L'émigration juive après l'indépendance du Maroc s'effectua
clandestinement entre 1956 et septembre 1961. Ce n'est qu'après ce qu'on
appelle « l'accord de compromis » conclu entre Israël et Hassan II que
commença l'évacuation de la communauté entre le 28 novembre 1961 et la
fin 1966. À la question pourquoi les Juifs quittèrent le Maroc, la cause
immédiate serait une « psychose de départ » qui s'empara de cette
communauté. Etant donné que dans la période évoquée ces départs
s'effectuèrent dans une atmosphère de discrétion, on ne pouvait évaluer
convenablement leur ampleur.

Les média ne publiant pas de données sur ce sujet tabou, chacun alimentait son imagination de ce qu'il pouvait observer et en déduire. Dans l'imaginaire juif de l'époque, le rythme de l'émigration avait atteint des proportions telles que chaque famille juive pensait que tous ses
proches avaient déjà quitté le pays et qu'elle était une des dernières à n'avoir
pas pris son destin en main. Ceux qui n'avaient pas encore quitté savaient
pertinemment que tôt ou tard ils seraient contraints de le faire.

LA PSYCHOSE DES DÉPARTS

Mais la psychose des départs fut provoquée non pas par les émissaires
israéliens qui étaient étonnés de la constater, mais plutôt par les autorités
marocaines qui s'efforçaient de l'empêcher.

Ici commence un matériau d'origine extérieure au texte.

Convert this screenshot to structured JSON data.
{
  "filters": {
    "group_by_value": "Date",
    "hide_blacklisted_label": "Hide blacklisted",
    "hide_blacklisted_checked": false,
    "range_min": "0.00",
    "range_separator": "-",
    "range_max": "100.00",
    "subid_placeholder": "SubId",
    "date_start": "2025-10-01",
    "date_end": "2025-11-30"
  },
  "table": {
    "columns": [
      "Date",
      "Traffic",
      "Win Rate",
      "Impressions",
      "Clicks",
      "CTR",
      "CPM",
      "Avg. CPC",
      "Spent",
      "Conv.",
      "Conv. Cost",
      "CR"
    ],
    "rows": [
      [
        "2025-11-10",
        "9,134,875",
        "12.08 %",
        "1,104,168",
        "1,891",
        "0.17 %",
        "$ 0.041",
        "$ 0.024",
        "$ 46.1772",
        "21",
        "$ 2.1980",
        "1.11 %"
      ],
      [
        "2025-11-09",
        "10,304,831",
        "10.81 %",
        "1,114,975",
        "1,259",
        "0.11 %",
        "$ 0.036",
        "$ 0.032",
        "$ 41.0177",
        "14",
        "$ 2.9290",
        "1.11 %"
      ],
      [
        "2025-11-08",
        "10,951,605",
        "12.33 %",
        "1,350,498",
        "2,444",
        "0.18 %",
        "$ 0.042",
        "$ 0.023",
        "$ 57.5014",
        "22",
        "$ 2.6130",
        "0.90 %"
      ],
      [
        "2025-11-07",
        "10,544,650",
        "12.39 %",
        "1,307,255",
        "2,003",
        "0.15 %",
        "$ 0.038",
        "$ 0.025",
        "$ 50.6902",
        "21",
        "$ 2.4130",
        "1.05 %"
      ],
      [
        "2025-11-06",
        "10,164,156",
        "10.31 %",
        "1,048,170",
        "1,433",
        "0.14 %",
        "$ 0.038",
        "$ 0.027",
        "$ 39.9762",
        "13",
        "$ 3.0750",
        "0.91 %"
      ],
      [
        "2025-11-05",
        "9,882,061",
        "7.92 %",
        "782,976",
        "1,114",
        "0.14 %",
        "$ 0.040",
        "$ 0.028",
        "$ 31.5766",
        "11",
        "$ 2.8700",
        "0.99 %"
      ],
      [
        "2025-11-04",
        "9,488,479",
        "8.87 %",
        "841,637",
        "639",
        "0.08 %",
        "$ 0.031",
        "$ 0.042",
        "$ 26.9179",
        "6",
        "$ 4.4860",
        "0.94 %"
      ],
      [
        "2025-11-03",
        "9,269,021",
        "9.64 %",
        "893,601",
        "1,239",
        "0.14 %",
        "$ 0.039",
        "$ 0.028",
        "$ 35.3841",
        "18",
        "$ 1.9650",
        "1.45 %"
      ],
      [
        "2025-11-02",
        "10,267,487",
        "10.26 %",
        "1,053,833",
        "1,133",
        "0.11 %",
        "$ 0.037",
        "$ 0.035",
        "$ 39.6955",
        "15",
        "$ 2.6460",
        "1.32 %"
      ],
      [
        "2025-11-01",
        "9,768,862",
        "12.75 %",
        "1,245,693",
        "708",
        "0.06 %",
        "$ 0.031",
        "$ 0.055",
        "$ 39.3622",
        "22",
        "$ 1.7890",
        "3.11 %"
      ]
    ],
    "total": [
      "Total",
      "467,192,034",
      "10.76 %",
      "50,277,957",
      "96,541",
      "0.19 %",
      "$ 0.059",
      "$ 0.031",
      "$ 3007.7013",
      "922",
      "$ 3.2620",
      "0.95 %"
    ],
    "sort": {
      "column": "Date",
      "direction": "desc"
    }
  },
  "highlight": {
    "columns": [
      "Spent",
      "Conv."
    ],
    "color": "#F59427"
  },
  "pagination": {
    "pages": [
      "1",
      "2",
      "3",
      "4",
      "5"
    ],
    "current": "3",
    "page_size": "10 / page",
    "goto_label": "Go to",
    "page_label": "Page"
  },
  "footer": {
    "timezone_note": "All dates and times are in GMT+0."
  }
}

En d'autres termes, plus les
autorités marocaines créaient des difficultés pour endiguer les départs des
Juifs et les exhorter à rester, plus leur désir de quitter le Maroc grandissait,
de peur que plus tard ce serait irréalisable. Parallèlement à la panique des
départs, les Juifs étaient constamment angoissés par la question capitale : le
Maroc indépendant pouvait il à long terme continuer à manifester sa
tolérance envers eux ? Le simple doute quant à la réponse à cette question
pouvait à lui seul suffire à les empresser à partir. Cela étant dit, durant
l'époque indépendante du Maroc il n'y a presque jamais eu d'atteinte grave à
leur condition. Néanmoins, le doute, les craintes et la panique pouvaient
transformer de paisibles citoyens loyaux en émigrants potentiels, lorsque l'on
porte atteinte à leur liberté de circulation.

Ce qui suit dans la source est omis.